壁に張り付き、相手の靴裏にツバを飛ばし動きを止め、被膜で多少の攻撃を防ぎながらカウンターで相手の皮膚を掴み一瞬で引き剥がす。得て間もないはずの能力を見事に使いこなしていた。
しかし、そんな戦術以上にザコマフィア達を戸惑わせたのが、レイラの姿そのものだ。両親が殺され自分が狙われた理由を知る為敢えて危険に飛び込もうとする幼女に本気を出せる者がどれだけいるか。
しかも、この幼女めっちゃ大人びている。
「え〜い、えいえい!」
レイラは両手を天使のベールを塗るための作業に使う為、遠い間合いからの蹴り技を多様していた。回し蹴りを放つ度にレイラの長い前髪が上がり、レンズの様に美しい青い目と大人びた顔立ちが現れ、首から下が遠心力でたわわに揺れる。

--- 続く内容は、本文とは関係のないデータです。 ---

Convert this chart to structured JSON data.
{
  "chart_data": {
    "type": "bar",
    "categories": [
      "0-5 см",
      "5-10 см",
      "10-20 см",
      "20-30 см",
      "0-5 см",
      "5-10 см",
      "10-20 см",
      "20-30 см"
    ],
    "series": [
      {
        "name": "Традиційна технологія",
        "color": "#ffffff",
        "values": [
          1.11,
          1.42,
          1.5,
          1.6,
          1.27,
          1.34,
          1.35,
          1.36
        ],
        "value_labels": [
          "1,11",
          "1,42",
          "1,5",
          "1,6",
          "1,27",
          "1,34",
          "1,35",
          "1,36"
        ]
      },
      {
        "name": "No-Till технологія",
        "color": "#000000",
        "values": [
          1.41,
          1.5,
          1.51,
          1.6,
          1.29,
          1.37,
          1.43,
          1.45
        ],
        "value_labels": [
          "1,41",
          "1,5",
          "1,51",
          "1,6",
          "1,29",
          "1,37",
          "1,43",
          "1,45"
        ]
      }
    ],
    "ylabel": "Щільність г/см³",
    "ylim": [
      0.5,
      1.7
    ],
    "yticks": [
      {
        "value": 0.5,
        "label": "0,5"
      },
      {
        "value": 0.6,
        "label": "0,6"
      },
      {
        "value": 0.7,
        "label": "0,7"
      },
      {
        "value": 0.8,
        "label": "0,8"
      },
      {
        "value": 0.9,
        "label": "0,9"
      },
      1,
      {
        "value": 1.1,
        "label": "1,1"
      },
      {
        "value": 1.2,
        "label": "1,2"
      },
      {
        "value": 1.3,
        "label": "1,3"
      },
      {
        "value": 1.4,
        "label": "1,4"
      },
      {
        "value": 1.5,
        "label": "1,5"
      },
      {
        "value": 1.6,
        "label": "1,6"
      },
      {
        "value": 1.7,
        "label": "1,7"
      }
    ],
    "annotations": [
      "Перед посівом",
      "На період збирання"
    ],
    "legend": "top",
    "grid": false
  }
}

ザコマフィア達はレイラのアンバランスな美しさに見とれ、間合いを誤り倒されていく。
「これで、最後ーっ!」
「うおっ、なんてムチムチ」
ザコマフィアのリーダーはスマホでレイラの全身を撮影しながらかかと落としで昇天した。下から見上げるアングルで撮影されたこの映像は正面から見た時には分からない迫力があり、少し見方を変えれば女装した中年男性にも見えてしまう騙し絵の様なインパクトがあった。
「おじさま、約束通りレイラを魔人闘技会へ連れてってね」
「あ、ああ。しかし驚いたよ。レイラちゃんがこんなに強いなんて」
こうして、レイラは闘技者登録され、8歳の巨乳幼女の参戦とザコリーダーの撮影動画流出に界隈は大いに盛り上がった。